3. Study so you can build up those already in the faith.
4. Exercise careful oversight of families.
5. Be diligent in visiting the sick.
6. Be faithful in correcting and admonishing offenders.
7. Be careful in exercising church discipline.
Baxter’s biblical insights are as relevant in the 21st century church as they were in the 17th. Indeed, The Reformed Pastor remains a must-read for church elders after 360 years.
Other Works
But Baxter didn’t only write for pastors. Prior to The Reformed Pastor he wrote what became one of the most popular devotional books for generations, The Saints’ Everlasting Rest (1650). Written during a long, severe illness when death seemed likely, Baxter calls Christians to contemplate our eternal heavenly rest as a way of life. He exhorts us not to seek our promised rest and comfort here on earth, but to keep the new heavens and new earth at the forefront of our minds. In a day when we’re bombarded with competing objects of focus—from e-mail to social media to breaking news—never has there been a greater need to pull away from our navel-gazing and lift our eyes to the eternal hope that awaits us.

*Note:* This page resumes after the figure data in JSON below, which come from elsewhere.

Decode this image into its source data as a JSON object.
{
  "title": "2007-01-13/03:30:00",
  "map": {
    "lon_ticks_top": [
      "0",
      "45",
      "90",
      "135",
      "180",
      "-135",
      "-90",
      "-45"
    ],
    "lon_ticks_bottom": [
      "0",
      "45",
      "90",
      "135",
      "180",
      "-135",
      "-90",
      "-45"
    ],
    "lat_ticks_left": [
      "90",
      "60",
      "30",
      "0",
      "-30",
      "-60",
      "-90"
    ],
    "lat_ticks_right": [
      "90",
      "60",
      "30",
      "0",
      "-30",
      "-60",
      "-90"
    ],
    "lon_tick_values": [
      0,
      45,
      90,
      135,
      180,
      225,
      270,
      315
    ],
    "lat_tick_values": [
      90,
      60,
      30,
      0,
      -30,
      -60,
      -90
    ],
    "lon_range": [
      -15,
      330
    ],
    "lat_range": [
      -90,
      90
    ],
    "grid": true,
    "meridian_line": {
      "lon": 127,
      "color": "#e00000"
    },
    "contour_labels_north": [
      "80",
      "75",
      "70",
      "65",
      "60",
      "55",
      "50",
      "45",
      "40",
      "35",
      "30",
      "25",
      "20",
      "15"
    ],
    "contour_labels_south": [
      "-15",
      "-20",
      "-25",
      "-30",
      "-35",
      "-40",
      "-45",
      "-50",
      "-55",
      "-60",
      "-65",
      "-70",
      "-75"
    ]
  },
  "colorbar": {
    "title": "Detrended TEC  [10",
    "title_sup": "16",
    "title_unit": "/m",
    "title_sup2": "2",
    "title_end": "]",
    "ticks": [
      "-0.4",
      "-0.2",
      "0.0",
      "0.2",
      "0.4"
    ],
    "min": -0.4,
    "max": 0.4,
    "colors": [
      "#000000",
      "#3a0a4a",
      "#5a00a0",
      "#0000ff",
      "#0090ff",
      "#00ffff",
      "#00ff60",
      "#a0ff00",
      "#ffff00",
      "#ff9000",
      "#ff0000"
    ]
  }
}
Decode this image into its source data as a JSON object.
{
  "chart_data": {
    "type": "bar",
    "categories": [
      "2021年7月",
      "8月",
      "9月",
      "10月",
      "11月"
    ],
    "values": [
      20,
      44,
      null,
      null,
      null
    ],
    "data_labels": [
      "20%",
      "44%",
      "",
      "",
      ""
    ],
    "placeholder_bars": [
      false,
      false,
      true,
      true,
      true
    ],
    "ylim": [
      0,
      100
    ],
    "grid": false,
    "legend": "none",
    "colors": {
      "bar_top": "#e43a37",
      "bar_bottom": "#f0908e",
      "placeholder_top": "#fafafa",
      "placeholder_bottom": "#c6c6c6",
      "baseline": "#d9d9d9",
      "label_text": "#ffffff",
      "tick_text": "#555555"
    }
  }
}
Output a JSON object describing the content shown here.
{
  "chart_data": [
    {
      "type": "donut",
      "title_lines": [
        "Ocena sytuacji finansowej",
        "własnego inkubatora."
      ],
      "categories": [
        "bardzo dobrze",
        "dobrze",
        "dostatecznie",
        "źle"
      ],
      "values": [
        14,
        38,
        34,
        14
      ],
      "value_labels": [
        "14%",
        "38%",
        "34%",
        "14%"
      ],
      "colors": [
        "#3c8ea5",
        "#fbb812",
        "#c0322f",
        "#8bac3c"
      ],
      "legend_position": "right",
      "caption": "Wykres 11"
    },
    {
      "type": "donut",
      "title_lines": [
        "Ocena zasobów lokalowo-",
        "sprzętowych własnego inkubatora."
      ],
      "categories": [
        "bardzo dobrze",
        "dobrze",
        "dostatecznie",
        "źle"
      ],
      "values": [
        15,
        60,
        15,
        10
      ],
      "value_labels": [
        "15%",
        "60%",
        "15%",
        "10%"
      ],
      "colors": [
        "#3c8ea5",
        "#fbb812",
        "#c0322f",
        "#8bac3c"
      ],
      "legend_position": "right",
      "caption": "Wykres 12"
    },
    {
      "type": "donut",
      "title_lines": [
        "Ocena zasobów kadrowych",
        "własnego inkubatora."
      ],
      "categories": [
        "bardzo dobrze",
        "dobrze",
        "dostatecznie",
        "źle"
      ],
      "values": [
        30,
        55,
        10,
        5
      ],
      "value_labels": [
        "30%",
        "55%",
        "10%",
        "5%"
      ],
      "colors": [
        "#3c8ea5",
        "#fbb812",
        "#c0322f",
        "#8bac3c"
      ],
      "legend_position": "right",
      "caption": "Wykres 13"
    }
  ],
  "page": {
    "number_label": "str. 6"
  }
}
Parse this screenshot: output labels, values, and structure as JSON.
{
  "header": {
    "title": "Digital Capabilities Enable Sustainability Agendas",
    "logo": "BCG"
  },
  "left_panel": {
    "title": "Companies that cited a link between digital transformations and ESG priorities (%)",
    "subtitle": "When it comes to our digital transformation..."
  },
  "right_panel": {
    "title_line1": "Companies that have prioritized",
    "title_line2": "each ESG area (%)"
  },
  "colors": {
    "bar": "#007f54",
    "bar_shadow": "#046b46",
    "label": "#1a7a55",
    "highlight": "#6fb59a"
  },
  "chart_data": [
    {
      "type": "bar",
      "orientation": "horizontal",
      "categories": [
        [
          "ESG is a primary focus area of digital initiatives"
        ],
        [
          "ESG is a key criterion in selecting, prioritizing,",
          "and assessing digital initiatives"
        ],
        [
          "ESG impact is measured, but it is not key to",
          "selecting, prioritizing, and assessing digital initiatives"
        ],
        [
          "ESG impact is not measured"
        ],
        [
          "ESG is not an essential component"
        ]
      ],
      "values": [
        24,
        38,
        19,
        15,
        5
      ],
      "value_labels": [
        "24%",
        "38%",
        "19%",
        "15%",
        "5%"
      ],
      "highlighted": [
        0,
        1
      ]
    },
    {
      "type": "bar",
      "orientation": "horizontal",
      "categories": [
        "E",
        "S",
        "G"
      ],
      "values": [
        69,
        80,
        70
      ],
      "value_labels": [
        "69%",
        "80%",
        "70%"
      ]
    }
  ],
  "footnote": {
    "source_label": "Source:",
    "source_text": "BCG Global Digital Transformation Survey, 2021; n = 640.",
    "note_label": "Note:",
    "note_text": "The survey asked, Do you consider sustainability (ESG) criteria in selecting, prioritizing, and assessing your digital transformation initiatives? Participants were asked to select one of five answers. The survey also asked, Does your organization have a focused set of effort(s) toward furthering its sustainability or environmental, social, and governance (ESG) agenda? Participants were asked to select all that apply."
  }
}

Baxter’s Call to the Unconverted (1658) was so widely read across the world it was translated into the native Algonquian language and distributed among the New England Indians by missionary John Eliot (1604–1690). Baxter also published Dying Thoughts and A Christian Directory (1673), an unrivaled and massive (1.25 million words!) treatise on ethics. Most of his works are available online, often in PDF format.
Controversy
Baxter famously remarked: “In necessary things, unity; in doubtful things, liberty; in all things, charity.” Few have fought harder for Christian unity than he did. Despite his well-intentioned desires for a unified church, however, some of Baxter’s theological positions were unhelpful and divisive. His views on justification and atonement were not in step with the Reformed tradition. (Theologian Paul Helm has found similarities between Baxter and N. T. Wright in their views of justification.) Moreover, in trying to walk a middle path Baxter leaned toward Arminian sentiments in several major areas, though he was Calvinistic in others. This assorted theology annoyed contemporaries in both camps, and it can annoy us too.
Despite our differences, we are blessed by Baxter’s contributions as a godly and tireless pastor, who cared deeply for the lost and for his sheep, and whose practical writings I’ve mentioned here do not deal with the controversial doctrinal positions he held.
Celebrate Baxter
So how can you celebrate Richard Baxter’s 400th birthday? A good place to start is by checking out the exciting Richard Baxter Quartercentenary Exhibition at Oxford University. I’d also suggest picking up one of his aforementioned books, digitally or in print, and begin reading deeply.
You won’t regret it. You will be reformed.